JABARNEWS | BANDUNG – Optimalisasi pendapatan daerah tak lagi cukup hanya mengandalkan mekanisme pemungutan pajak konvensional. Ketua Komisi II DPRD Kota Bandung, H. Aries Supriyatna, menegaskan pentingnya transformasi menuju sistem berbasis data yang terintegrasi, agar arah kebijakan dan penyusunan APBD lebih tepat sasaran. Upaya ini juga perlu ditopang pemanfaatan teknologi modern seperti tapping box untuk memastikan transparansi dan akurasi pendapatan dari sektor pajak hotel, restoran, hingga parkir.
Data Akurat Menjadi Fondasi Pendapatan Daerah
Aries menilai, inti persoalan pendapatan daerah sesungguhnya terletak pada ketersediaan data. Menurutnya, data akurat menjadi dasar dalam merumuskan target pemasukan. Tanpa basis data yang valid, proyeksi penerimaan hanya akan bersandar pada perkiraan semata.
“Persoalan paling mendasar terkait dengan data. Jadi persoalan pendapatan itu akhirnya pada data. Ketersediaan data akurat menjadi dasar prediksi berapa pendapatan yang akan kita targetkan. Data yang valid ini nampaknya menjadi persoalan yang belum terselesaikan secara baik,” ujar Aries saat menjadi narasumber Forum Group Discussion (FGD) Pajak Daerah Kota Bandung, di Hotel Grandia, Bandung.
Diskusi Pajak Daerah Mengemuka
Dalam forum diskusi Selasa 16 September 2025, Aries mencontohkan bahwa Pajak Bumi dan Bangunan (PBB) tidak hanya berhubungan dengan objek bumi maupun bangunannya. Dinamika wajib pajak juga memengaruhi, mulai dari pembebasan PBB bagi masyarakat tidak mampu hingga penilaian atas aset yang terus meningkat nilainya.
“Secara nilai tentu objek pajak berupa aset akan terus mengalami kenaikan. Oleh karena itu, terkait PBB penting disediakan data yang dievaluasi secara berkala sebagai pedoman dalam menyusun target pendapatan yang akan dimasukkan ke dalam APBD,” tuturnya.
Selain itu, Aries menyoroti masalah parkir di bahu jalan. Menurutnya, potensi penerimaan dari sektor ini belum tergarap maksimal karena sistem pendataan yang tidak memadai. Tanpa evaluasi berkala dan teknologi pendukung, keakuratan data retribusi maupun pajak tidak akan tercapai.

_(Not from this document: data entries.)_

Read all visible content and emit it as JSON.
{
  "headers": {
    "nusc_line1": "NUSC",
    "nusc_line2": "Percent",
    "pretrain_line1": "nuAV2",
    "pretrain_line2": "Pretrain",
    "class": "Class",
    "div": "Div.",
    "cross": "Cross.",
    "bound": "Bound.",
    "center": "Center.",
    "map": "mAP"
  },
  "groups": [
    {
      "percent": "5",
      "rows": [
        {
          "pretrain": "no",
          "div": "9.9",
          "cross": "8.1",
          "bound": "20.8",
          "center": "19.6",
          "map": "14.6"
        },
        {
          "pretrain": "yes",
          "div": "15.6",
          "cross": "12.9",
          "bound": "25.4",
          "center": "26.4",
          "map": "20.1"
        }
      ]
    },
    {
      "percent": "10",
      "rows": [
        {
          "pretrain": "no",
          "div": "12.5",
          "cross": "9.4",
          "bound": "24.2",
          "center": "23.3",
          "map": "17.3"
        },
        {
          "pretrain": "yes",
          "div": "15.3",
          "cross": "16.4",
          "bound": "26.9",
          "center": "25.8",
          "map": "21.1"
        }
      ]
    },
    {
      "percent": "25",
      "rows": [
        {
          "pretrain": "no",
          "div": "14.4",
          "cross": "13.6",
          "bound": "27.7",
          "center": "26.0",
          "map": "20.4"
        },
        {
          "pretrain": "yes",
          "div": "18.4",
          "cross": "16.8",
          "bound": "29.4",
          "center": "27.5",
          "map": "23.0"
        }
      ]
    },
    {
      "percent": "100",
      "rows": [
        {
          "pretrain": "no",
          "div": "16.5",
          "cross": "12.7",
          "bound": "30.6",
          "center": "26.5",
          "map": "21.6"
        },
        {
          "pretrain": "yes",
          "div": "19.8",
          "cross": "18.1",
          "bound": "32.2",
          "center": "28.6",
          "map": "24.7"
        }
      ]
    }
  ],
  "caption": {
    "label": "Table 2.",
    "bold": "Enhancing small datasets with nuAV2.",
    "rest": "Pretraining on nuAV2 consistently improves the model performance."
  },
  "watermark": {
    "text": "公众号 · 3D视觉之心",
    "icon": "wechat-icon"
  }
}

Teknologi sebagai Instrumen Transparansi
Lebih lanjut, Aries menekankan pentingnya penggunaan teknologi tapping box sebagai instrumen transparansi. Teknologi ini dinilai mampu memberikan pasokan data real-time mengenai jumlah pendapatan yang benar-benar disetorkan, terutama dari sektor hotel, restoran, dan parkir.
“Dengan teknologi tapping box sebetulnya bisa membantu pasokan data untuk menakar sejauh mana pendapatan disetorkan, terutama dari sektor pajak hotel, restoran, hingga parkir,” ujarnya.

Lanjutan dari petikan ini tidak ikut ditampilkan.